Data Science, Data Mining, Machine Learning, Artificial Intelligence, Big Data … the list goes on. All terms that eager cheerleaders of the data revolution are highlighting that organisations need to embrace. With all the hype and attention it’s not surprising that businesses feel they need to be become more data-driven or risk losing competitive advantage. And definitely there is substance to the hype otherwise companies like IBM wouldn’t be pouring literally billions of dollars in investment into their big data capabilities.
Data science done properly can yield big rewards but it’s also possible to throw lots of money at setting up a data science unit and still see little tangible benefit. Simply saying you’re going to do data science and hiring some ‘data scientists’and buying or licencing expensive technology is not the way to go. So how should one go about building an effective data science function?
Take a Team Approach
At the moment there is a global shortage of data scientists so hiring good ones is not easy. In addition data science is a multidisciplinary field requiring skills and knowledge in areas like computer science, statistics, data visualisation, programming, communications and business (subject matter expertise). People with strong skills in all these areas are difficult to find. Rather than hunting for ‘unicorns’ as they are known one can build a rounded data science team by hiring for diverse skill sets that complement each other.
Centralised or Dispersed?
One key decision that needs to be made is how to situate the data science team within the overall organisation. Options range from a single data science unit reporting to a single manager or chief data scientist to a scenario where data scientists are embedded in each of the business departments e.g. logistics, marketing, product development. Which structure is best will depend on various factors. Smaller organisations may do better with a centralised structure. This structure also facilitates knowledge and good practice sharing among the data science team but may make it harder for data science to collaborate closely with other organisational units. On the other hand a more dispersed structure across the organisation enables closer communication between data scientists and business units which can be vital in ensuring that data scientists are focusing on the right type of questions, the answers to which will generate actionable insight for the business.
It’s about the process!
Data science is about a process rather than any particular piece of technology. The data science process is an iterative one that starts with defining a question or objective and identifying the data needed. Then the data undergoes preparation and exploratory analysis. Data preparation is commonly the most time consuming part of a data analysis. Then comes the most interesting part of the process (at least for most data scientists!) which involves deploying algorithms on the data and building models. Finally, and a crucial part of the process, is communication of the results.

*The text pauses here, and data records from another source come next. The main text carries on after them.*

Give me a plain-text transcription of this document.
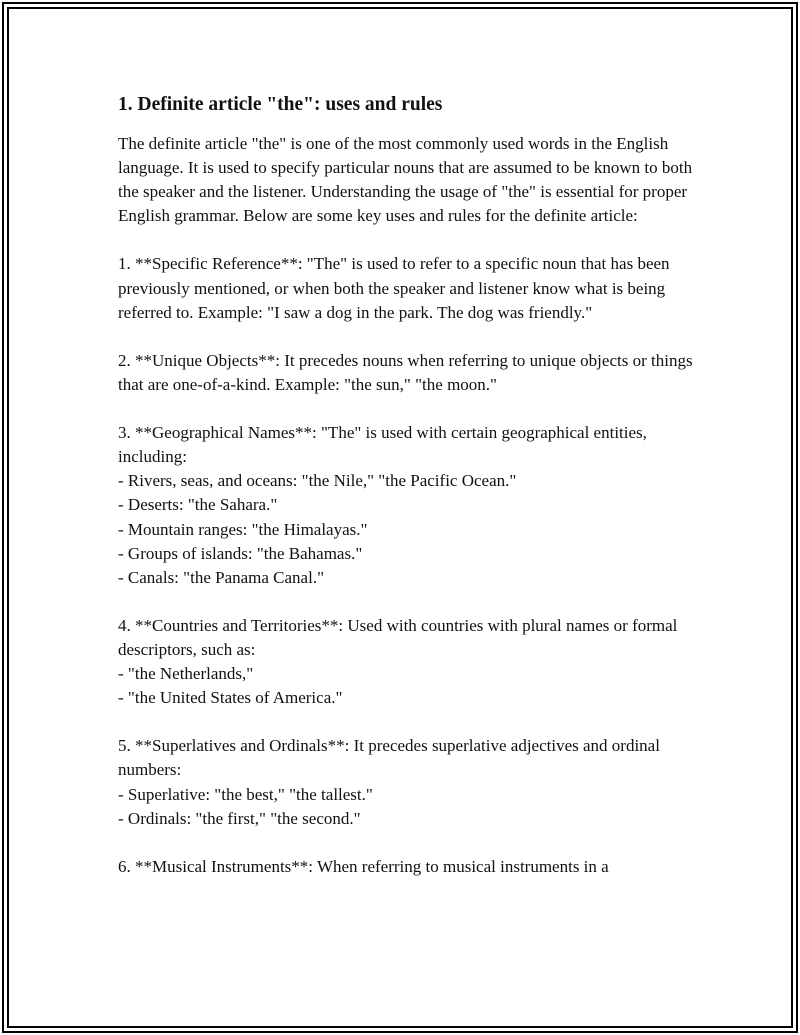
1. Definite article "the": uses and rules

The definite article "the" is one of the most commonly used words in the English language. It is used to specify particular nouns that are assumed to be known to both the speaker and the listener. Understanding the usage of "the" is essential for proper English grammar. Below are some key uses and rules for the definite article:

1. **Specific Reference**: "The" is used to refer to a specific noun that has been previously mentioned, or when both the speaker and listener know what is being referred to. Example: "I saw a dog in the park. The dog was friendly."

2. **Unique Objects**: It precedes nouns when referring to unique objects or things that are one-of-a-kind. Example: "the sun," "the moon."

3. **Geographical Names**: "The" is used with certain geographical entities, including:
- Rivers, seas, and oceans: "the Nile," "the Pacific Ocean."
- Deserts: "the Sahara."
- Mountain ranges: "the Himalayas."
- Groups of islands: "the Bahamas."
- Canals: "the Panama Canal."

4. **Countries and Territories**: Used with countries with plural names or formal descriptors, such as:
- "the Netherlands,"
- "the United States of America."

5. **Superlatives and Ordinals**: It precedes superlative adjectives and ordinal numbers:
- Superlative: "the best," "the tallest."
- Ordinals: "the first," "the second."

6. **Musical Instruments**: When referring to musical instruments in a
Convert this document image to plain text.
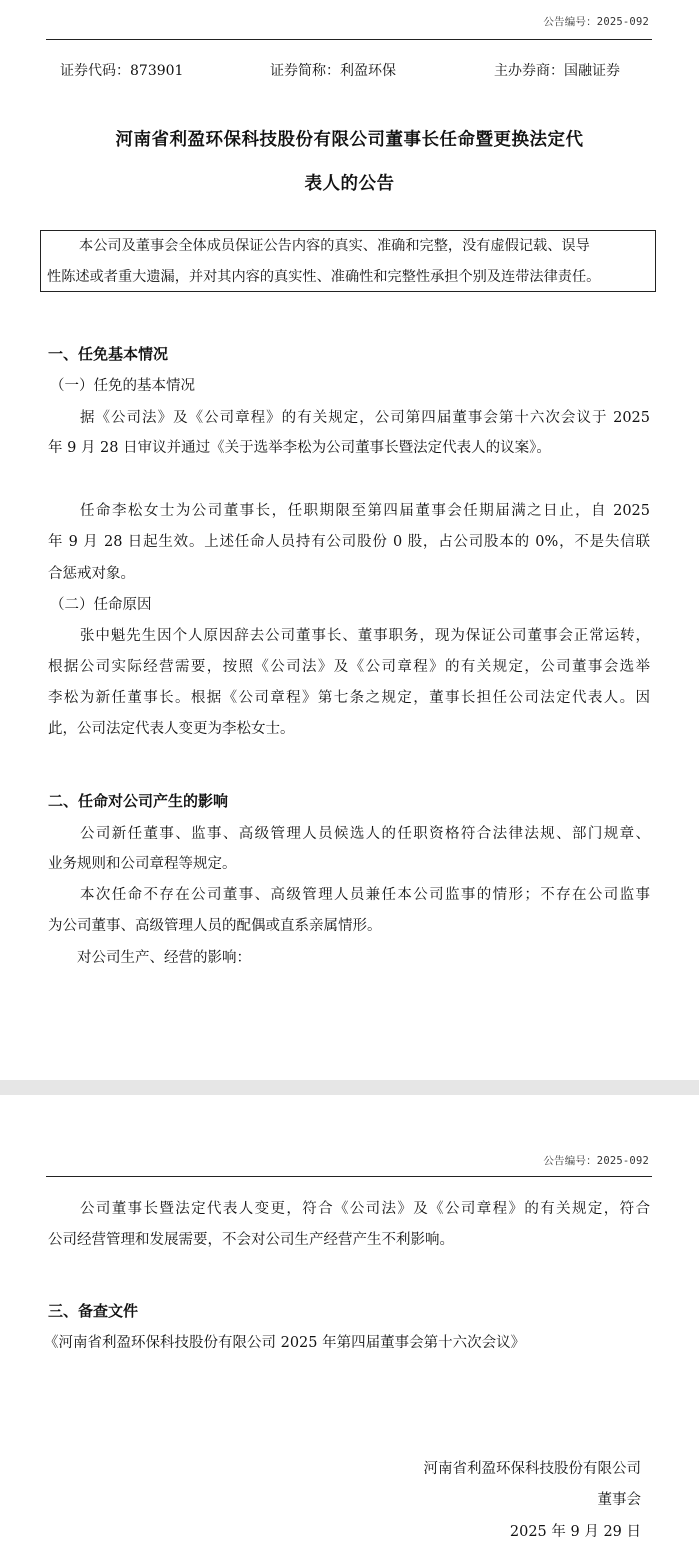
公告编号：2025-092
证券代码：873901	证券简称：利盈环保	主办券商：国融证券
河南省利盈环保科技股份有限公司董事长任命暨更换法定代
表人的公告
本公司及董事会全体成员保证公告内容的真实、准确和完整，没有虚假记载、误导
性陈述或者重大遗漏，并对其内容的真实性、准确性和完整性承担个别及连带法律责任。
一、任免基本情况
（一）任免的基本情况
据《公司法》及《公司章程》的有关规定，公司第四届董事会第十六次会议于 2025
年 9 月 28 日审议并通过《关于选举李松为公司董事长暨法定代表人的议案》。
任命李松女士为公司董事长，任职期限至第四届董事会任期届满之日止，自 2025
年 9 月 28 日起生效。上述任命人员持有公司股份 0 股，占公司股本的 0%，不是失信联
合惩戒对象。
（二）任命原因
张中魁先生因个人原因辞去公司董事长、董事职务，现为保证公司董事会正常运转，
根据公司实际经营需要，按照《公司法》及《公司章程》的有关规定，公司董事会选举
李松为新任董事长。根据《公司章程》第七条之规定，董事长担任公司法定代表人。因
此，公司法定代表人变更为李松女士。
二、任命对公司产生的影响
公司新任董事、监事、高级管理人员候选人的任职资格符合法律法规、部门规章、
业务规则和公司章程等规定。
本次任命不存在公司董事、高级管理人员兼任本公司监事的情形；不存在公司监事
为公司董事、高级管理人员的配偶或直系亲属情形。
对公司生产、经营的影响：
公告编号：2025-092
公司董事长暨法定代表人变更，符合《公司法》及《公司章程》的有关规定，符合
公司经营管理和发展需要，不会对公司生产经营产生不利影响。
三、备查文件
《河南省利盈环保科技股份有限公司 2025 年第四届董事会第十六次会议》
河南省利盈环保科技股份有限公司
董事会
2025 年 9 月 29 日
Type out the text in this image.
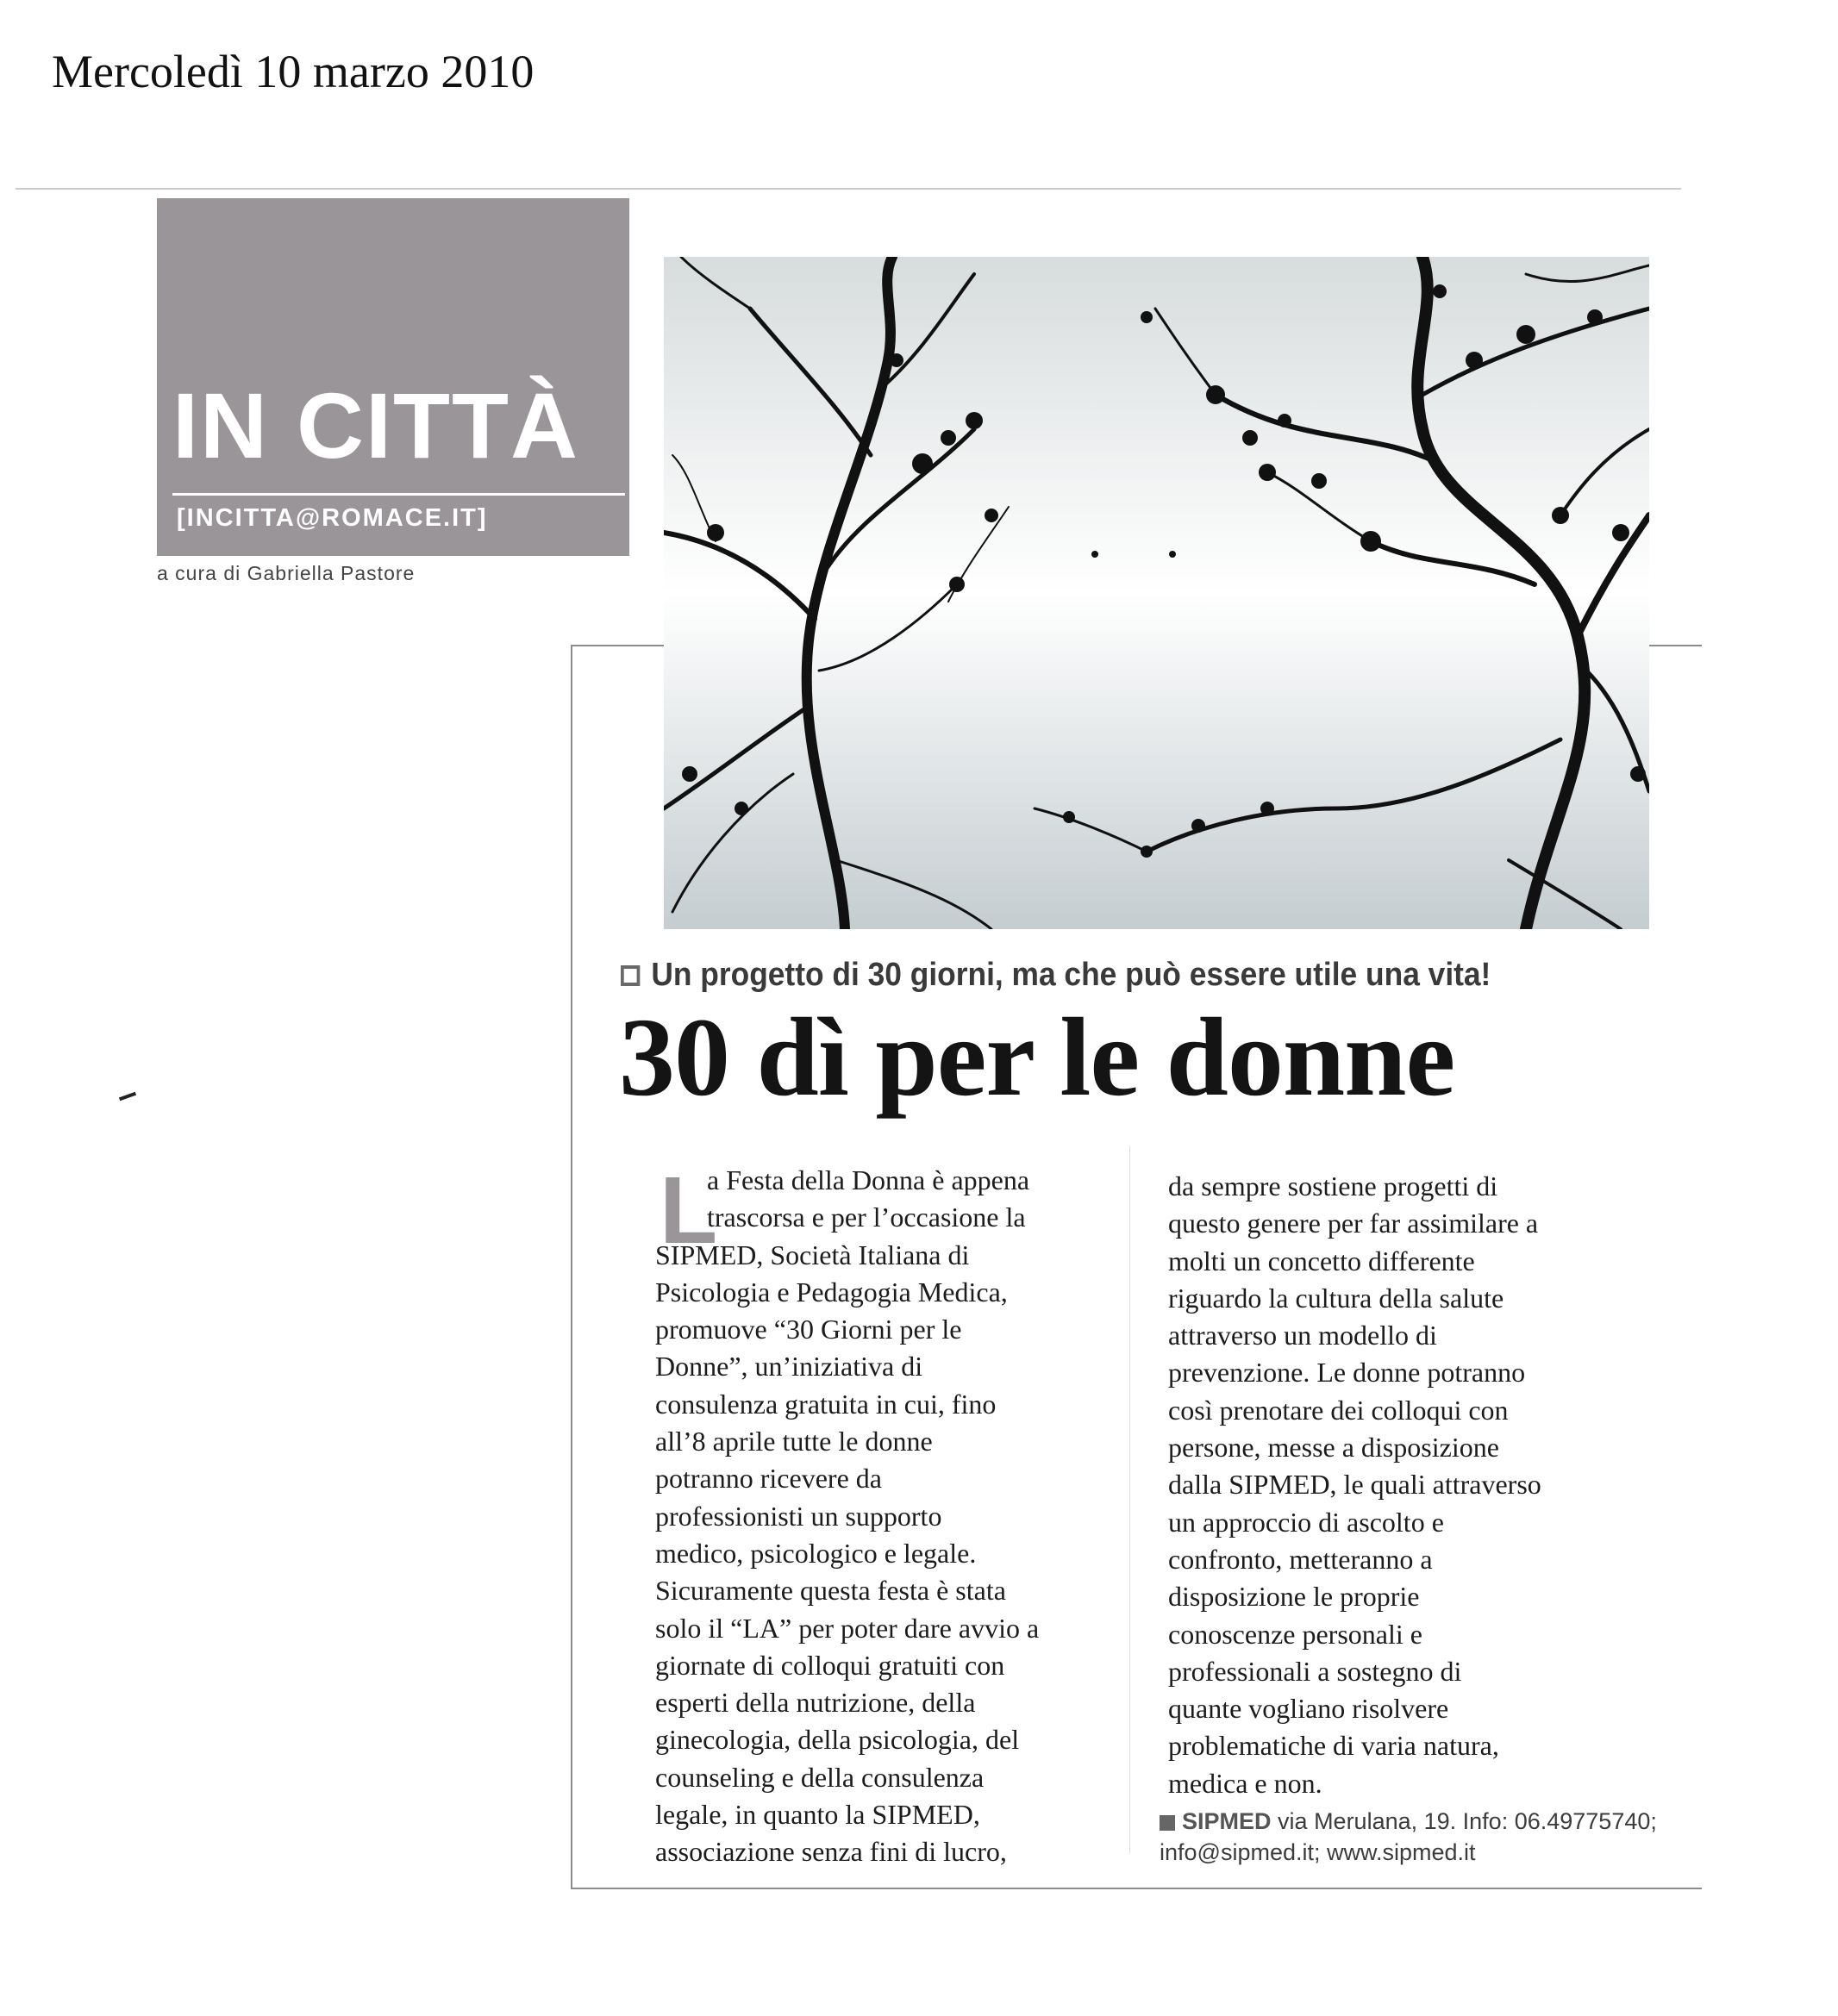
Mercoledì 10 marzo 2010
IN CITTÀ
[INCITTA@ROMACE.IT]
a cura di Gabriella Pastore
Un progetto di 30 giorni, ma che può essere utile una vita!
30 dì per le donne
L

a Festa della Donna è appena

trascorsa e per l’occasione la

SIPMED, Società Italiana di

Psicologia e Pedagogia Medica,

promuove “30 Giorni per le

Donne”, un’iniziativa di

consulenza gratuita in cui, fino

all’8 aprile tutte le donne

potranno ricevere da

professionisti un supporto

medico, psicologico e legale.

Sicuramente questa festa è stata

solo il “LA” per poter dare avvio a

giornate di colloqui gratuiti con

esperti della nutrizione, della

ginecologia, della psicologia, del

counseling e della consulenza

legale, in quanto la SIPMED,

associazione senza fini di lucro,

da sempre sostiene progetti di

questo genere per far assimilare a

molti un concetto differente

riguardo la cultura della salute

attraverso un modello di

prevenzione. Le donne potranno

così prenotare dei colloqui con

persone, messe a disposizione

dalla SIPMED, le quali attraverso

un approccio di ascolto e

confronto, metteranno a

disposizione le proprie

conoscenze personali e

professionali a sostegno di

quante vogliano risolvere

problematiche di varia natura,

medica e non.

SIPMED via Merulana, 19. Info: 06.49775740;
info@sipmed.it; www.sipmed.it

Standard cross industry approaches to analytics and data mining such as the Cross Industry Standard Process for Data Mining (CRISP-DM) can be used as the basis for a process model. Taking an agile approach with rapid development of prototypes, many of which will eventually be discarded seems to be becoming more popular. This requires a tolerance for failure but also a recognition that over time success will ensue if the right process is followed.
Develop data skills within and across the organisation
As the data science function becomes established it can play an important role in communicating what data science is about and in empowering other employees to become involved in the data science process. Some organisations have developed this further into internal data education programmes for all staff, a good example is Airbnb s data science university. Along similar lines but in the public sector is the Data Science Accelerator programme in the UK.
Becoming data driven is a goal many companies aspire to. The numbers claiming to be data driven are likely well in excess of those who truly are though. Changing organisational culture is never easy and requires involvement of all stakeholders. It necessitates operationalising key performance indicators (something which may be trivial or difficult depending on the organisations area of business) and collecting data on all important processes and outputs. This data needs to be analysed and insights communicated across the organisation in a timely manner. Really important is to empower a sense of ownership in the analytics process right across the organisation. Effectively integrating analytic output into both everyday and strategic decision making is what truly defines a data driven organisation.